C’est là qu’entre en jeu le défi de sélectionner le bon modèle d’embeddings. Pour l’instant, Salesforce propose d’utiliser E5-Large-V2, un modèle multilingue générant des vecteurs de 1 024 dimensions. Pour rappel, les modèles d’embeddings ne peuvent être configurés pour une langue particulière.

« Nous sommes en train de déployer notre propre modèle d’embeddings », indique l’architecture.

En effet, Salesforce AI Research a entraîné SFR-Embedding, un modèle de 7 milliards de paramètres dérivé de Mistral 7B et des travaux de Microsoft, pouvant générer des vecteurs contenant jusqu’à 4 096 dimensions. Il est actuellement le meilleur de sa catégorie au classement/benchmark MTEB.

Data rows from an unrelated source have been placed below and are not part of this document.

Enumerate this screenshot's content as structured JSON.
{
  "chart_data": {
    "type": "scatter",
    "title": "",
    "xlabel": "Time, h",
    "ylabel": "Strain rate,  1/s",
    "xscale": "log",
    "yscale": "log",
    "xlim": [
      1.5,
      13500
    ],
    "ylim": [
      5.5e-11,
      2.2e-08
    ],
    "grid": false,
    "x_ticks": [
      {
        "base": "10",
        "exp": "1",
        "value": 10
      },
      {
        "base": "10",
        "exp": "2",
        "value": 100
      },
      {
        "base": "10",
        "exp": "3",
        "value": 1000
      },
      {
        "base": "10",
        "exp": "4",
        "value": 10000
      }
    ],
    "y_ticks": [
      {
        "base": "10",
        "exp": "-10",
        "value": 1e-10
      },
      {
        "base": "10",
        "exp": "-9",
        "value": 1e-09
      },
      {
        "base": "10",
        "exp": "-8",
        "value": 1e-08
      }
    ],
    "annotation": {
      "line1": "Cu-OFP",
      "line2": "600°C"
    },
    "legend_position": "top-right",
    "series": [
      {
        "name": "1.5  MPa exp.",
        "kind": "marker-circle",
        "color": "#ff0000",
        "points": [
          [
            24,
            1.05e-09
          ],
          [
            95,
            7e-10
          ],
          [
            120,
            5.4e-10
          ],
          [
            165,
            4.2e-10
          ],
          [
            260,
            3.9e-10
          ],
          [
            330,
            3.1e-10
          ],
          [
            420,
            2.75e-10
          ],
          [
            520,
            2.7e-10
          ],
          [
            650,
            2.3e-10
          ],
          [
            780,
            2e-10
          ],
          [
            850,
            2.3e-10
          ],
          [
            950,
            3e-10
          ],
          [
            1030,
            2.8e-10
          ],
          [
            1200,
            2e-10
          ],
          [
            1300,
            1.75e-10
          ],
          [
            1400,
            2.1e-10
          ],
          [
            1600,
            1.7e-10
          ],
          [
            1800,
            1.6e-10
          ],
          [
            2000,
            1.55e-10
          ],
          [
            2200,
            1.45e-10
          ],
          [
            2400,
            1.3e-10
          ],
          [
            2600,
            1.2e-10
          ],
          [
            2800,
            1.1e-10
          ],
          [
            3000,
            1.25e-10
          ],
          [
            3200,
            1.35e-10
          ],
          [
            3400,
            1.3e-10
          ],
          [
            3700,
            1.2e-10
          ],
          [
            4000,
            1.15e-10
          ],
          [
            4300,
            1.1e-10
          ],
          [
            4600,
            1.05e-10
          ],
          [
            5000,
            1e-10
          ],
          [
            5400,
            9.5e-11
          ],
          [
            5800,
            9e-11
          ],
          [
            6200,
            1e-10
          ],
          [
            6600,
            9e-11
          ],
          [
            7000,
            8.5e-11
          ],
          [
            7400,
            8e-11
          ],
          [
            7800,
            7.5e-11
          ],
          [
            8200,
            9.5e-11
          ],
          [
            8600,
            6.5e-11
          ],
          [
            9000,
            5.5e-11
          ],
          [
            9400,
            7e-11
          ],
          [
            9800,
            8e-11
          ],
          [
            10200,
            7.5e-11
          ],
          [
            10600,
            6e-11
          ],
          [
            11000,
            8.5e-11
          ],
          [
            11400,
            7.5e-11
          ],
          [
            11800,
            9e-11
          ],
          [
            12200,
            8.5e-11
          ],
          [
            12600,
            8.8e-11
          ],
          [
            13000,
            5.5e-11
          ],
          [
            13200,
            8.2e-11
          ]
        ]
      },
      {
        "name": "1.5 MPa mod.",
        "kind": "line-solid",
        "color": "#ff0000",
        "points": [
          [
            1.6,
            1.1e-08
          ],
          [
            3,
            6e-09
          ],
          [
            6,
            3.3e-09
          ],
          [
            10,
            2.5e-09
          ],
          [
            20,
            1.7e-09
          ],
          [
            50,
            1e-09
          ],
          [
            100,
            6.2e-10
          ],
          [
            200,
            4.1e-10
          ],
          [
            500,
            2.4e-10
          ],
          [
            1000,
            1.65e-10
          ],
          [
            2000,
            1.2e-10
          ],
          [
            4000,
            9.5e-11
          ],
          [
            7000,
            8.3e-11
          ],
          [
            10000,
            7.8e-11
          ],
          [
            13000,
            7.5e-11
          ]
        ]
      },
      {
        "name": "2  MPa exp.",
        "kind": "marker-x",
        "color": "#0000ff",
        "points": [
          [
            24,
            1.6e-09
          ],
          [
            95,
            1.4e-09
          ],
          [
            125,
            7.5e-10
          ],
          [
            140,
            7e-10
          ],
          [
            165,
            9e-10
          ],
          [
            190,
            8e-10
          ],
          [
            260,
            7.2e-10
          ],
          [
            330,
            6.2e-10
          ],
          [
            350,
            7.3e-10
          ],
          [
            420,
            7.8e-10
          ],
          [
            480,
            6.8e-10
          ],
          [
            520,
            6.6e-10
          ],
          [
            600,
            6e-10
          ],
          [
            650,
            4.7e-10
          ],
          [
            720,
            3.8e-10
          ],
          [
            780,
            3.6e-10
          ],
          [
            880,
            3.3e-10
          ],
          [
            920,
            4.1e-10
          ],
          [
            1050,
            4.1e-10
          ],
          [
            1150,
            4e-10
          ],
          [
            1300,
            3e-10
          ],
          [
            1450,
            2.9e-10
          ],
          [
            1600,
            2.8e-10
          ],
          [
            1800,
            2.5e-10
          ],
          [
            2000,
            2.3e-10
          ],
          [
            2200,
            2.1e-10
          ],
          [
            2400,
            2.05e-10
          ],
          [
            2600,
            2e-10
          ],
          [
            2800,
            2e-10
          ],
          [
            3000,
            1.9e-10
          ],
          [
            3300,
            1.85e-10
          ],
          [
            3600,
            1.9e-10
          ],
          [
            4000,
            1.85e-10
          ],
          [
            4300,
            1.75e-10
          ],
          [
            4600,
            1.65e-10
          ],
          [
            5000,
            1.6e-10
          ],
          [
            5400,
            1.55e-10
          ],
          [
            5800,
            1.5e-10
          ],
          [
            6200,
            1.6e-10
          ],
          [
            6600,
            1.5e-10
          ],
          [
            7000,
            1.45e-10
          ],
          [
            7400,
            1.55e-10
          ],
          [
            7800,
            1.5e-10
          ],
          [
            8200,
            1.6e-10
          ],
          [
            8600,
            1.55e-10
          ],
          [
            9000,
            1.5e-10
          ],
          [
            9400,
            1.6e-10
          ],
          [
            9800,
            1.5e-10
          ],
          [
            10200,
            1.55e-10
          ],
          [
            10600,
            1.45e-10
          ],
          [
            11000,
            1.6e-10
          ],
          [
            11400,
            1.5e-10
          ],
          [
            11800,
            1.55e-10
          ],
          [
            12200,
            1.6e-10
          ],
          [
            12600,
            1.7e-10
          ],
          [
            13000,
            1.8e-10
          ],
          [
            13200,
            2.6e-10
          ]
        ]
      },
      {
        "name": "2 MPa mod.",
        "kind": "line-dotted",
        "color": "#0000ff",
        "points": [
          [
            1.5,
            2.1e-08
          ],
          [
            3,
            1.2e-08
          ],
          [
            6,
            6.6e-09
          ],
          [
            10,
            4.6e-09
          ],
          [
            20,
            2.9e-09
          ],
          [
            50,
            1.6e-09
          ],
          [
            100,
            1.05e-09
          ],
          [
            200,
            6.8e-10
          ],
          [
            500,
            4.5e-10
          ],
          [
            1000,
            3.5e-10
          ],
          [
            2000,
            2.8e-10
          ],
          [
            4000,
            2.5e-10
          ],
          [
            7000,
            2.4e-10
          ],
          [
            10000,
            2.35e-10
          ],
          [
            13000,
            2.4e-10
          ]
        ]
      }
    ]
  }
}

Du côté de la recherche, il peut être nécessaire d’employer plusieurs méthodes pour obtenir de meilleurs résultats. En juillet, Salesforce lancera en bêta un module de recherche hybride, mêlant algorithme de recherche vectorielle (de type Hierarchical Navigable Small World ou HNSW) et recherche par mot clé (BM25), à l’instar d’Elasticsearch ou Snowflake (entre autres).

« Dans un cas d’usage lié à Service Cloud, où l’on peut chercher un extrait contenant le nom exact d’un produit, cette hybridation a du sens », justifie l’architecte.

En l’occurrence, Salesforce fusionne les résultats des deux modèles, puis les reclasse (rerank) avant de les infuser dans un prompt. Par ailleurs, il est fortement possible qu’il soit nécessaire de réécrire les questions afin que les résultats soient pertinents. Cette tâche peut être confiée à un LLM.

Olfa Kharrat prévient qu’il est très important d’évaluer la qualité du RAG. « Pour cela, nous utilisons des LLM qui contrôlent la qualité de l’extraction », indique Olfa Kharrat. Cette technique est nommée « LLM as a Judge ».

Il faut aussi superviser la qualité de la recherche des documents. Pour cela, Salesforce s’appuie sur les statistiques de recherche (typiquement, le nombre de fois qu’un système RAG sélectionne le bon ou le mauvais extrait), mais également la précision (la proportion d’extraits pertinents parmi les extraits proposés) et le rappel (la proportion des extraits pertinents parmi l’ensemble des extraits pertinents).

« Nous souhaitons d’abord couvrir les cas d’usage principaux dans les différents “clouds” Salesforce, en commençant par Sales et Service Cloud. »
Olfa KharratArchitecte Data & IA, Salesforce

À noter que l’architecte n’a pas eu le temps d’évoquer les méthodes « d’hydratation » des index, à quelles fréquences sont-ils rafraîchis en fonction de l’évolution de la documentation ?

La méthodologie mise en place par Salesforce vaut pour pratiquement tous les cas d’usage, mais lui se concentre sur les usages autour de son CRM.

« Nous souhaitons d’abord couvrir les cas d’usage principaux dans les différents “clouds” Salesforce, en commençant par Sales et Service Cloud », précise l’architecte data et IA.